A COMPARISON OF THE STRUCTURAL SEQUENCES BETWEEN BLOWING ROCK GNEISS AND LATE PROTEROZOIC MAFIC INTRUSIONS IN THE GRANDFATHER MOUNTAIN WINDOW
Recent road cuts on Highway 321 near Blowing Rock, NC exposes the contacts between these rocks. The primary foliation in augen gneiss is a strong composite schistosity defined by mica and quartz, and by stretched, rotated, and flattened feldspar porphyroclasts. In other cases, the contacts appear to be gradational and display increased amounts of shear within the augen gneiss marked by extreme flattening of feldspar porphyroclasts . In some of the dike contacts there are localized shear zones resulting in.very fine-grained phyllonite from alteration of the metadiabase along these shear zones. Our preliminary structural mapping suggests that all of the metadiabase dikes sustained the same deformation that produced the flattening foliation in these country rocks.

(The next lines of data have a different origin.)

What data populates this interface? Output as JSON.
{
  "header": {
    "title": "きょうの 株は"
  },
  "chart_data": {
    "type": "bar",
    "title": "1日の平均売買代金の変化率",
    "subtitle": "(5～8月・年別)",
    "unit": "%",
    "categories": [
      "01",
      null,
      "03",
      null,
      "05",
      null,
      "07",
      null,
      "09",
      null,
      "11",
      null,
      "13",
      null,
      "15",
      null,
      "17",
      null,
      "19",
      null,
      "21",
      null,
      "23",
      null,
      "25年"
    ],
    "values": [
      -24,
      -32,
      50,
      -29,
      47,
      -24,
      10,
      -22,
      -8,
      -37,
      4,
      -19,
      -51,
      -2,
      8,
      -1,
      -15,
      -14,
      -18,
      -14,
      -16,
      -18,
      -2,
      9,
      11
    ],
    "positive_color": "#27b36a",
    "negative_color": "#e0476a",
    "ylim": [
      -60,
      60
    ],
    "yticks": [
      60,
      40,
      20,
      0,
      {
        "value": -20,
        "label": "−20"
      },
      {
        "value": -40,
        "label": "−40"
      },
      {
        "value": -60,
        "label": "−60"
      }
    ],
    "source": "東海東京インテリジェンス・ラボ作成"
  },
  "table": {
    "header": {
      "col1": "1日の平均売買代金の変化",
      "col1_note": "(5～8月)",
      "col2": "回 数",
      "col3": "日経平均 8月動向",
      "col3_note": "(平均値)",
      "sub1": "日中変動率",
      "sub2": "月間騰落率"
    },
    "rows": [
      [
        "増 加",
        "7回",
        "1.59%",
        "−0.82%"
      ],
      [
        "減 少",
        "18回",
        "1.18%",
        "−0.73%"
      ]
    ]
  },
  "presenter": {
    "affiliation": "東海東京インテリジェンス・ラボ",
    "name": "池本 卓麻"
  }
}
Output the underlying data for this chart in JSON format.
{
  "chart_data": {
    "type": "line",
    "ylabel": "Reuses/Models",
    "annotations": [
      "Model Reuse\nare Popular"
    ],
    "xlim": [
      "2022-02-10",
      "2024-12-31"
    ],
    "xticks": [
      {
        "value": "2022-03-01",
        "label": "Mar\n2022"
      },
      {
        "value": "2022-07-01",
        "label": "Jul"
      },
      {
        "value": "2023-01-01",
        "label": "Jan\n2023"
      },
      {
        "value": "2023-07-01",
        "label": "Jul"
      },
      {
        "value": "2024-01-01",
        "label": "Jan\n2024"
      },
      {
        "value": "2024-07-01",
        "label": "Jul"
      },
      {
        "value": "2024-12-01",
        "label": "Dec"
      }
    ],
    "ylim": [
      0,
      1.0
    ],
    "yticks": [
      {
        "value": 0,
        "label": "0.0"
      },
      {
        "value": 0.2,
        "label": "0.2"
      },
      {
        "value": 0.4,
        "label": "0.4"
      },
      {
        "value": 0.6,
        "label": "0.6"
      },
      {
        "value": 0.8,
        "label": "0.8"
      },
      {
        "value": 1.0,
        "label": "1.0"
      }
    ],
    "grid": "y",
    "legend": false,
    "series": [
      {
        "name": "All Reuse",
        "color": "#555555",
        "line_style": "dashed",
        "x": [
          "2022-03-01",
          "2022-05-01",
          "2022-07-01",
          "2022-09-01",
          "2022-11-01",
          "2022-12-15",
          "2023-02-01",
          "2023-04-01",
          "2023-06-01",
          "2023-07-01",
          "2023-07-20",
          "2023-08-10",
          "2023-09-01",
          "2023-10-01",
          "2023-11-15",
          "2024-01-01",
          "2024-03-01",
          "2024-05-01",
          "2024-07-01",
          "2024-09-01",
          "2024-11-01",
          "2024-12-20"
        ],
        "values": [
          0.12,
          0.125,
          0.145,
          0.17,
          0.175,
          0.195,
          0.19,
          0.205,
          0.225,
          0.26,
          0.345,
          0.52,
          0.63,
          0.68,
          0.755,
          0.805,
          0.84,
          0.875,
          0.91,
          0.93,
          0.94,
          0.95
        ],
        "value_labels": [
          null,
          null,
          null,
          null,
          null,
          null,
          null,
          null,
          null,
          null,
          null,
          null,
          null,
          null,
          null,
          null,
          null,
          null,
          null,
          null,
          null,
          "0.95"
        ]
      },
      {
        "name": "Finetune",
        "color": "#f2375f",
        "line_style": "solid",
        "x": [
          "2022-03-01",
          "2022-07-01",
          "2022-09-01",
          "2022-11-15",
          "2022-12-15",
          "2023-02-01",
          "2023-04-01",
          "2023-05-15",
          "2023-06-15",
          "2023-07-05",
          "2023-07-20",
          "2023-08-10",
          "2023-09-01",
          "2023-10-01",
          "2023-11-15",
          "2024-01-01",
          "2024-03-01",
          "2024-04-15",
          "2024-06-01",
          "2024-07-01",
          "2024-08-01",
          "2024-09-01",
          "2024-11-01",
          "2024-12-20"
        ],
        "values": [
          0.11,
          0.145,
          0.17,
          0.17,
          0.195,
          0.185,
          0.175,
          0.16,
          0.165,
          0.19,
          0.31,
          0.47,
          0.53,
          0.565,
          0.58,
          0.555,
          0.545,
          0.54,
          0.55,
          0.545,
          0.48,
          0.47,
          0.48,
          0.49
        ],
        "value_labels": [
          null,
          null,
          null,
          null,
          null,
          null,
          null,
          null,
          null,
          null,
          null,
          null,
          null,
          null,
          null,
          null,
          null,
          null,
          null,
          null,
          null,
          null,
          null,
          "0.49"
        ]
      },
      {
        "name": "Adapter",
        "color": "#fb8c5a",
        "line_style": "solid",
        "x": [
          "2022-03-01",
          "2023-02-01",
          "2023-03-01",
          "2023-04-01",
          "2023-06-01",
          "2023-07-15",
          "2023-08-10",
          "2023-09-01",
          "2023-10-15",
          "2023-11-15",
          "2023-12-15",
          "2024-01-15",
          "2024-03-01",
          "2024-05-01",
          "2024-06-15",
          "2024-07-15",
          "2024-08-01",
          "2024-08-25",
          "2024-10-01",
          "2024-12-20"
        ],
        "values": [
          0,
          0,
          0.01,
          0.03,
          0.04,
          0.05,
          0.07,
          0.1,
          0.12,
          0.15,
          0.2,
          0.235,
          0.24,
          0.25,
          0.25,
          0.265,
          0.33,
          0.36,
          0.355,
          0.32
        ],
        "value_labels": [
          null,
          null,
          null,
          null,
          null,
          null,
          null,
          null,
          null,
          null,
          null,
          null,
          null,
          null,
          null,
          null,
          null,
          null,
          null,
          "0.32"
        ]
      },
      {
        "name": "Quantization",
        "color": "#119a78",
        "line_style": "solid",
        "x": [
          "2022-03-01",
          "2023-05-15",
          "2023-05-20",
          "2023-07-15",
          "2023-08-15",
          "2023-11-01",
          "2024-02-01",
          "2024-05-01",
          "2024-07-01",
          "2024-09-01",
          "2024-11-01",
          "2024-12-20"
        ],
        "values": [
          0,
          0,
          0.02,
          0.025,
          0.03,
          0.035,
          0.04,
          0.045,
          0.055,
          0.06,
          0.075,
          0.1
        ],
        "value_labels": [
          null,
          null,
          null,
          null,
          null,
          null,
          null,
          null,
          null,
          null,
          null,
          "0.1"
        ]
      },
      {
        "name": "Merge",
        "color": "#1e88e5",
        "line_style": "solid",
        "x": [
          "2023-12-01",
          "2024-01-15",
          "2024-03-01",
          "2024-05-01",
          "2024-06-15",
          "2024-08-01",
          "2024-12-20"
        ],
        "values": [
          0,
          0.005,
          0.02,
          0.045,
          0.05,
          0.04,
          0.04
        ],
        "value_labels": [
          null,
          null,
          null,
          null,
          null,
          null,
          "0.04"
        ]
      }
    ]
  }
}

Some dike contacts show original intrusive interfingering relationships with the augen gneiss that predate the cleavage within the dikes. We observe, however, that some of these apparent interfingering boundaries are actually small amplitude tight folds. Those boundaries structures are commensurate with tightly folded lamellar veins within some dikes. At the mesoscopic scale cleavage within the dikes is axial planar to intra-dike folds.